Perhaps I live in a bubble, readers. The type of sanitized, hermetically sealed environment where no one bats an eye at my mixed-race family. As a matter of fact, women usually coo at my curly-haired, rosy-cheeked daughter, with her impish smile and cherubic build, still a little rounded out by baby chub. Even grown men who could otherwise be disposed to be brusque and surly are known to throw their voices up an octave or two, hand her a lollipop and address her as ‘cutie.’
I only remember two occasions when people’s assumptions and off-color remarks about Baby’s looks had offended me.
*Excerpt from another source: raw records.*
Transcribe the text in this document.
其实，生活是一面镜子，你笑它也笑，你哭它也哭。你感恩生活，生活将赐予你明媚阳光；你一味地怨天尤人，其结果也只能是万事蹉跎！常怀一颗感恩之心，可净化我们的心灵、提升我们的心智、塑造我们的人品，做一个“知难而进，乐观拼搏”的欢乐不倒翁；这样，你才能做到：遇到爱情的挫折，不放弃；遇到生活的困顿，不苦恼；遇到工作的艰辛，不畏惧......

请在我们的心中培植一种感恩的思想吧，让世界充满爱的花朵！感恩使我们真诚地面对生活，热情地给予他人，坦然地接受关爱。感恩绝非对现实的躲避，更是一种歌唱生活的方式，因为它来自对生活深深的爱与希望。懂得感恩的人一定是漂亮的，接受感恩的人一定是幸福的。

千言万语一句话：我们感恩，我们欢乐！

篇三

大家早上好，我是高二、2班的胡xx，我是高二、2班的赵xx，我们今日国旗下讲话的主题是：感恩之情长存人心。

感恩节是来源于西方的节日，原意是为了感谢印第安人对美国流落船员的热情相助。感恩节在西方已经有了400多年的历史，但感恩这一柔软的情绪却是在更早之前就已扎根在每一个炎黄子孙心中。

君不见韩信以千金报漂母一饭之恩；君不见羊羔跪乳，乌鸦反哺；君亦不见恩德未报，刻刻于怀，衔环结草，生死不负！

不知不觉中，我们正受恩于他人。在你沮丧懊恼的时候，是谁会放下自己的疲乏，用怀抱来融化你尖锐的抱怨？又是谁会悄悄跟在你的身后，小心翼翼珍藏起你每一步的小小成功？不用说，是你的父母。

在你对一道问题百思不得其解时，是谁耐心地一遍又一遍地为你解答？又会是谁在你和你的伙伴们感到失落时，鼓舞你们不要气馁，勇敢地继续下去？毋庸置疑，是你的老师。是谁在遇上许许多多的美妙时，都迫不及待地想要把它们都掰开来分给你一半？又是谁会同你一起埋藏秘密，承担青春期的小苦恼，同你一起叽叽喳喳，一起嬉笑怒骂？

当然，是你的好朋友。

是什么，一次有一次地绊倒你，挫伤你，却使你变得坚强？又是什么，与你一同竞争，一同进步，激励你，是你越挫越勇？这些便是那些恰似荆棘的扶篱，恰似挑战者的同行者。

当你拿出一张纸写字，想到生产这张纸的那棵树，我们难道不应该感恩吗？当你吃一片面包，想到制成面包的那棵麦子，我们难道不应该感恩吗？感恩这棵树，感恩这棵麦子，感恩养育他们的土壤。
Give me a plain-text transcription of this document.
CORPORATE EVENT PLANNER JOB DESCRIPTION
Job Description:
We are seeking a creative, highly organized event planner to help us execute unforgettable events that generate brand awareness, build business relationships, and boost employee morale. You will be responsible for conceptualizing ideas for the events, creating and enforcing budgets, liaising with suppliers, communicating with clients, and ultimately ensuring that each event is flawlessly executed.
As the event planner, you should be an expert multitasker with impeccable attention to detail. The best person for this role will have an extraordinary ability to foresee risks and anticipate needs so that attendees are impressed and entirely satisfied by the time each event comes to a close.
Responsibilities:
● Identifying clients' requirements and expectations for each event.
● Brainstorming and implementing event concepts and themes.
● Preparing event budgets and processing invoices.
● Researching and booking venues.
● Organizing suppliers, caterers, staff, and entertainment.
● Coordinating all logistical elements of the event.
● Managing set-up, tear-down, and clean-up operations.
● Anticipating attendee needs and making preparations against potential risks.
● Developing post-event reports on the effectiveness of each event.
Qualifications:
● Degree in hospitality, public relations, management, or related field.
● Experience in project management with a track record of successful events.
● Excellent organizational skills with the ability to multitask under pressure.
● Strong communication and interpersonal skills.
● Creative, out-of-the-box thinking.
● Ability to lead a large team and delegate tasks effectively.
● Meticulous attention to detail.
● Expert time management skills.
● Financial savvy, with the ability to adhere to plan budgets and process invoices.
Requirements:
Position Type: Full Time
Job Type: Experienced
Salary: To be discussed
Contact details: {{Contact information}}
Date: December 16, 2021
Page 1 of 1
The most pungent offense, as it was, came from teenage girls. They were classmates of Little Sister’s, who were probably being their usual high-spirited selves when they looked at the latest picture of Baby that Little Sister had brought to school and declared: “It’s the Puerto-Rican, Chinese baby.” I wanted to box their ears for that, because it seemed to impertinent, at least through Little Sister’s retelling. When I thought about it, though, she did look vaguely Asian with her fatty, droopy eyelids and round face. Her mop of curly hair and light-mocha complexion lend themselves to a Puerto Rican look. OK, so the cheeky teenage girls got a pass.
But readers, I was straight up offended by what I read in The New York Times, from its October 12, 2011 edition. It’s about how a mixed-race family in New Jersey deals with its multi-racial makeup. The nerve of that twit in the story’s opening! I won’t drop too many spoilers, but if a ninny questions me aggressively about how such a light-skinned child like mine could descend from a woman like me, with such a dark complexion, she will get a dose of something! Doesn’t she know anything about mixed kids?
One has to exercise patience with strangers when they fail to use discretion. Like the woman congregant I met at a church cookout. This was, still is, Aunt Mary’s church and I went there to see her and my cousins (as a bonus, I packed a plate of some wicked jerk chicken for Hubby). I showed up with Baby on my hip and at the time her eyelids were still a bit droopy. She still looked a touch Asian. When the woman saw us, she looked at the light-skinned, black-haired, round-faced child in my arms and blurted out: “She Chinese?!”
“Uh, no, ” I forced a cheerful grin, then told her that Baby’ father was white, not Chinese. I could tell that she didn’t mean any harm, wasn’t trying to be rude or aggressive, like that woman in the Times article. She quickly moved on to the real business at hand, which was cooing and playing with Baby just like all the other women who come under my daughter’s spell. In any case, she was almost as light as Baby. You want to tell me that she doesn’t have a white ancestor somewhere in her family tree? Wouldn’t it be a touch crazy for her to come at me about where such a light-skinned child came from? Thought so.
It sounds like the mixed couple in that story encounter a lot of foolishness from strangers, and I feel for them. People in the Northeast, especially, can come across as aggressive, callous and disdainful of others’ feelings in their drive to find something out or make a point. That’s the way over-achievers and big-city types can be at times, and you’ll run into plenty of people who make you think they should be under close supervision, with drugs, by a clinical psychologist. Add racial dynamics to the mix, and run-ins can be emotionally explosive.
Still, the people in that article are a family, not a side-show exhibit. They should be able to enjoy the beaches, parks and run errands without any hassles from undisciplined people and their unguarded remarks. Hopefully, people will learn to give them the respect and courtesy they deserve, as they learn the basics of how genes and melanin are passed from a black mom to a biracial child.